The more I fly, the less I get done on planes. I used to read up on current events, finish up all the mid-19th century novels floating around the living room. I'd write a card to my grandparents, then fill out all 20 postcards that I dutifully send from every adventure. Of course, I always send them from home, it's cheaper and more reliable. I used to think about my to-do list, make a grocery list, write a cover letter, stare at my resume.

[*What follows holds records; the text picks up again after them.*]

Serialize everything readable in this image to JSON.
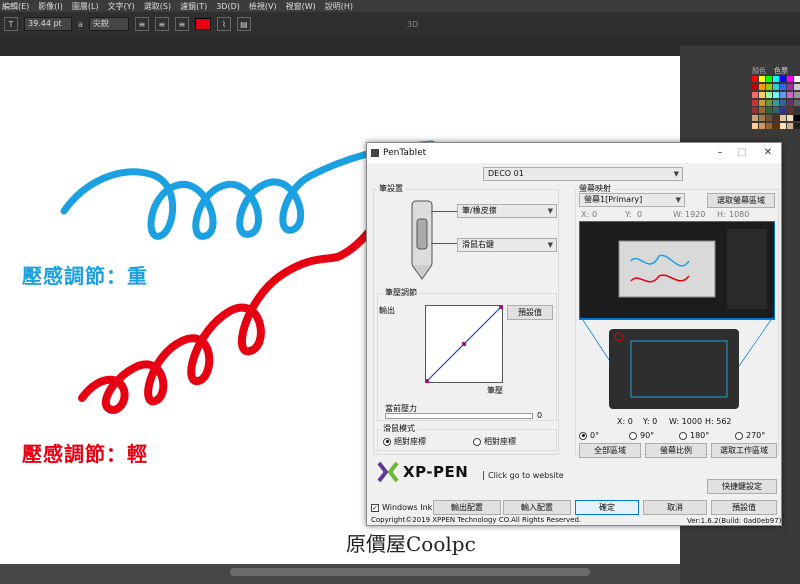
{
  "photoshop": {
    "menu": [
      "編輯(E)",
      "影像(I)",
      "圖層(L)",
      "文字(Y)",
      "選取(S)",
      "濾鏡(T)",
      "3D(D)",
      "檢視(V)",
      "視窗(W)",
      "說明(H)"
    ],
    "options": {
      "font_size": "39.44 pt",
      "aa": "a",
      "aa_mode": "尖銳",
      "label_3d": "3D"
    },
    "swatches_tab": "色票",
    "swatches_tab2": "顏色"
  },
  "canvas": {
    "label_heavy": "壓感調節：重",
    "label_light": "壓感調節：輕",
    "watermark": "原價屋Coolpc",
    "label_heavy_color": "#1ba1e2",
    "label_light_color": "#e60012"
  },
  "dialog": {
    "title": "PenTablet",
    "device": "DECO 01",
    "pen": {
      "group": "筆設置",
      "upper_button": "筆/橡皮擦",
      "lower_button": "滑鼠右鍵",
      "pressure_group": "筆壓調節",
      "output_label": "輸出",
      "pressure_label": "筆壓",
      "default_button": "預設值",
      "current_pressure_label": "當前壓力",
      "current_pressure_value": "0",
      "mouse_mode_group": "滑鼠模式",
      "absolute": "絕對座標",
      "relative": "相對座標",
      "mode_selected": "absolute"
    },
    "mapping": {
      "group": "螢幕映射",
      "monitor": "螢幕1[Primary]",
      "select_area_button": "選取螢幕區域",
      "x_label": "X:",
      "x_value": "0",
      "y_label": "Y:",
      "y_value": "0",
      "w_label": "W:",
      "w_value": "1920",
      "h_label": "H:",
      "h_value": "1080",
      "tab_x": "X: 0",
      "tab_y": "Y: 0",
      "tab_w": "W: 1000",
      "tab_h": "H: 562",
      "rotations": [
        "0°",
        "90°",
        "180°",
        "270°"
      ],
      "rotation_selected": "0°",
      "full_area_button": "全部區域",
      "screen_ratio_button": "螢幕比例",
      "work_area_button": "選取工作區域"
    },
    "brand": {
      "logo_text": "XP-PEN",
      "website": "Click go to website"
    },
    "shortcut_button": "快捷鍵設定",
    "windows_ink": "Windows Ink",
    "windows_ink_checked": true,
    "export_button": "輸出配置",
    "import_button": "輸入配置",
    "ok_button": "確定",
    "cancel_button": "取消",
    "default_button": "預設值",
    "copyright": "Copyright©2019  XPPEN Technology CO.All Rights Reserved.",
    "version": "Ver:1.6.2(Build: 0ad0eb97)"
  },
  "colors": {
    "accent_blue": "#1ba1e2",
    "accent_red": "#e60012",
    "selection_blue": "#0078d7"
  }
}
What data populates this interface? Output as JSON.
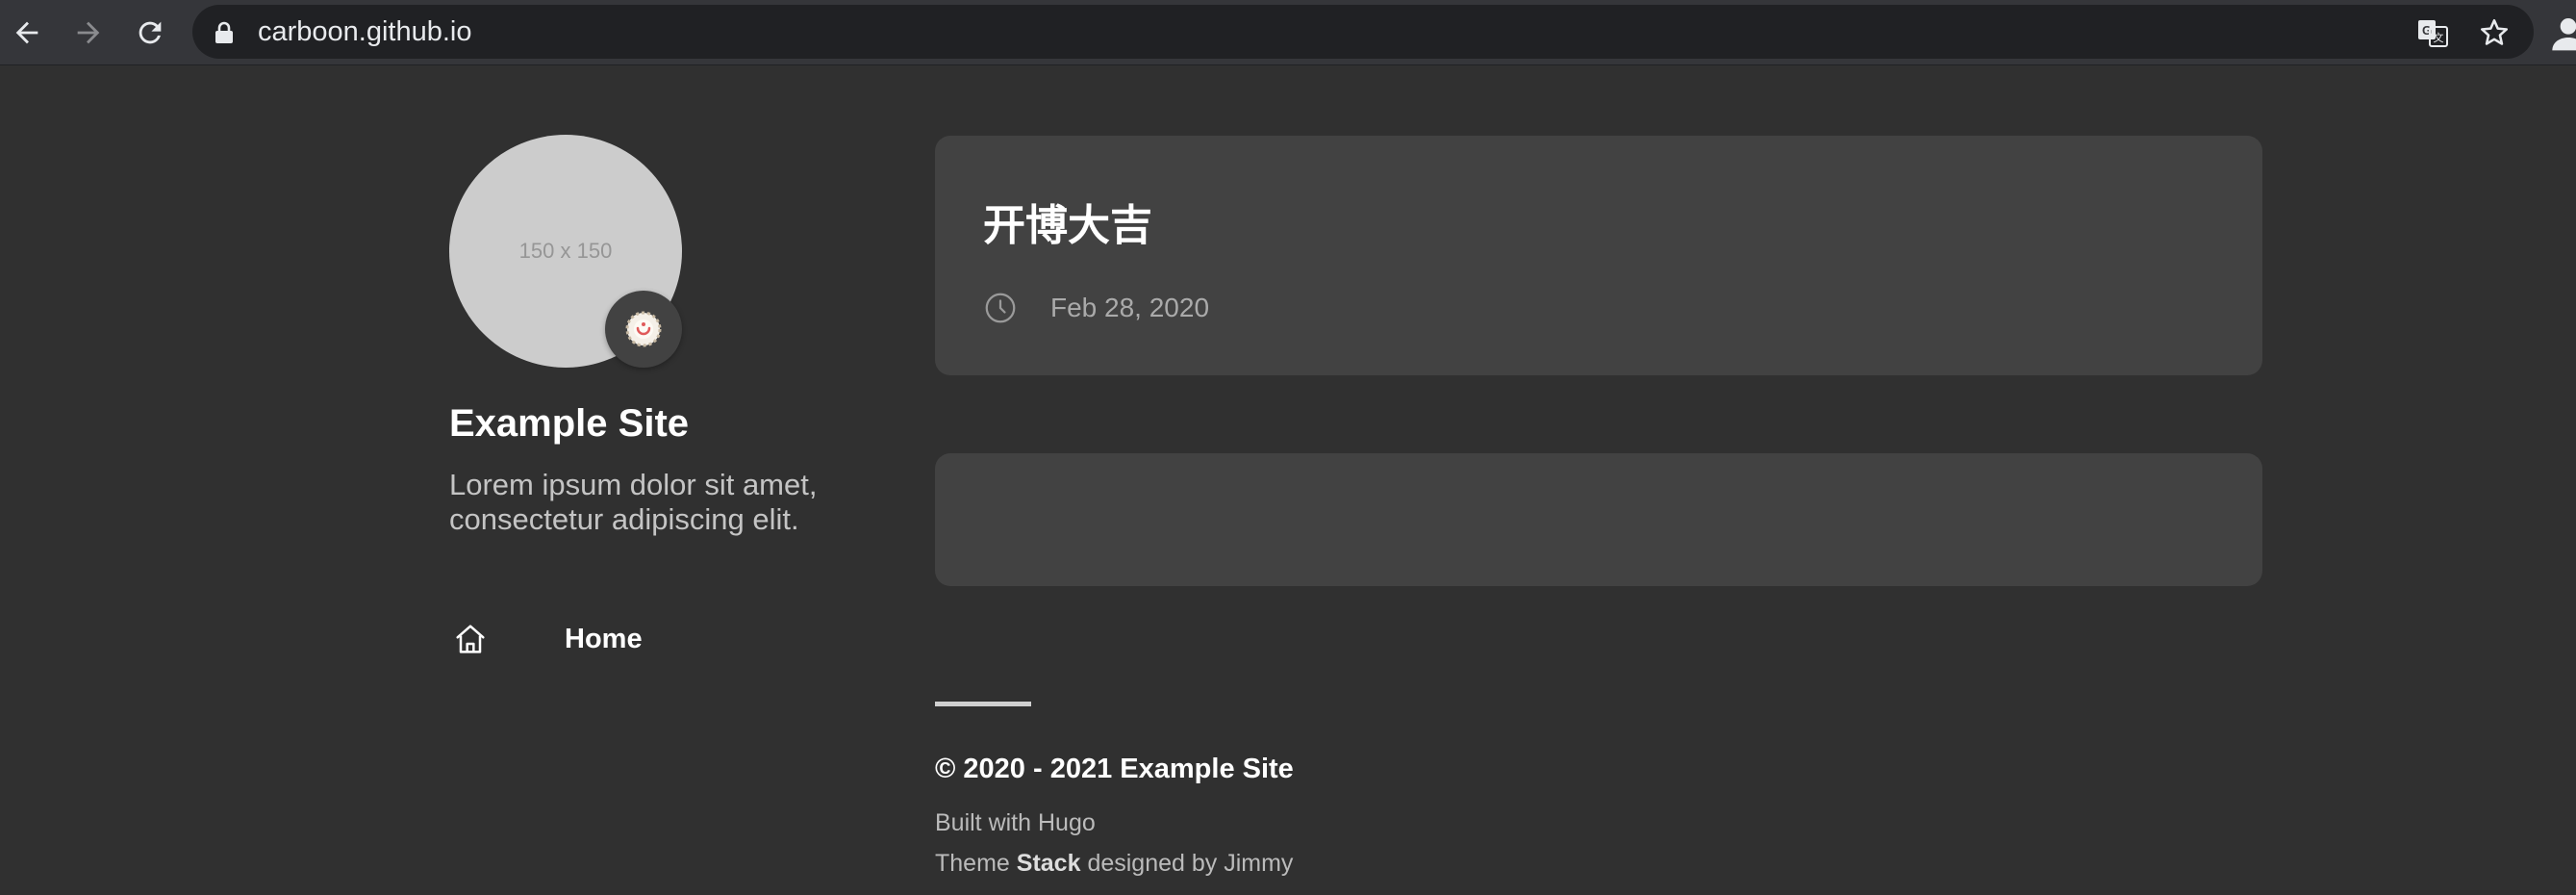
{
  "browser": {
    "url": "carboon.github.io",
    "icons": [
      "back-icon",
      "forward-icon",
      "reload-icon",
      "lock-icon",
      "translate-icon",
      "star-icon",
      "profile-icon"
    ]
  },
  "sidebar": {
    "avatar_placeholder": "150 x 150",
    "site_name": "Example Site",
    "description": "Lorem ipsum dolor sit amet, consectetur adipiscing elit.",
    "menu": [
      {
        "label": "Home",
        "icon": "home-icon"
      }
    ]
  },
  "main": {
    "posts": [
      {
        "title": "开博大吉",
        "date": "Feb 28, 2020"
      }
    ]
  },
  "footer": {
    "copyright": "© 2020 - 2021 Example Site",
    "built_with": "Built with Hugo",
    "theme_prefix": "Theme",
    "theme_name": "Stack",
    "theme_suffix": "designed by Jimmy"
  },
  "colors": {
    "background": "#303030",
    "card": "#424242",
    "text": "#ffffff",
    "muted": "#aaaaaa"
  }
}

But lately, I stick in my industrial orange ear plugs, pop some Benadryl and Dramamine, down a mini-bottle of Sutter Home Cabernet or two, and enjoy the blackout. No screaming kids, no yelling, no complaining, no thinking. It's no place, no time, no reason or rhyme. Not even a french mime. Just clouds and green circles of crops, and little rivers no one can even reach by jeep. I feel all that, I don't see it. In my mind is a confusing stew of celebrities coming over for a sandwich, a talking bunny, soothsayer honey bees, trying out for the high school volley ball team--whatever strange labyrinths the medications and the alcohol wish to wander.
Oddly, a 3-hour flight can seem longer than a 13-hour one to me. I can't explain that one.
When I land, I always try to track down my husband, but he's always re-booking irate people or pulling away the ones too drunk to board. Amateurs. You don't swallow any drugs or alcohol until you're ready to board. It times just right that it doesn't hit until you're pulling up into the air. Don't pull tantrums at the gate. Have dreamy sleep in the sky.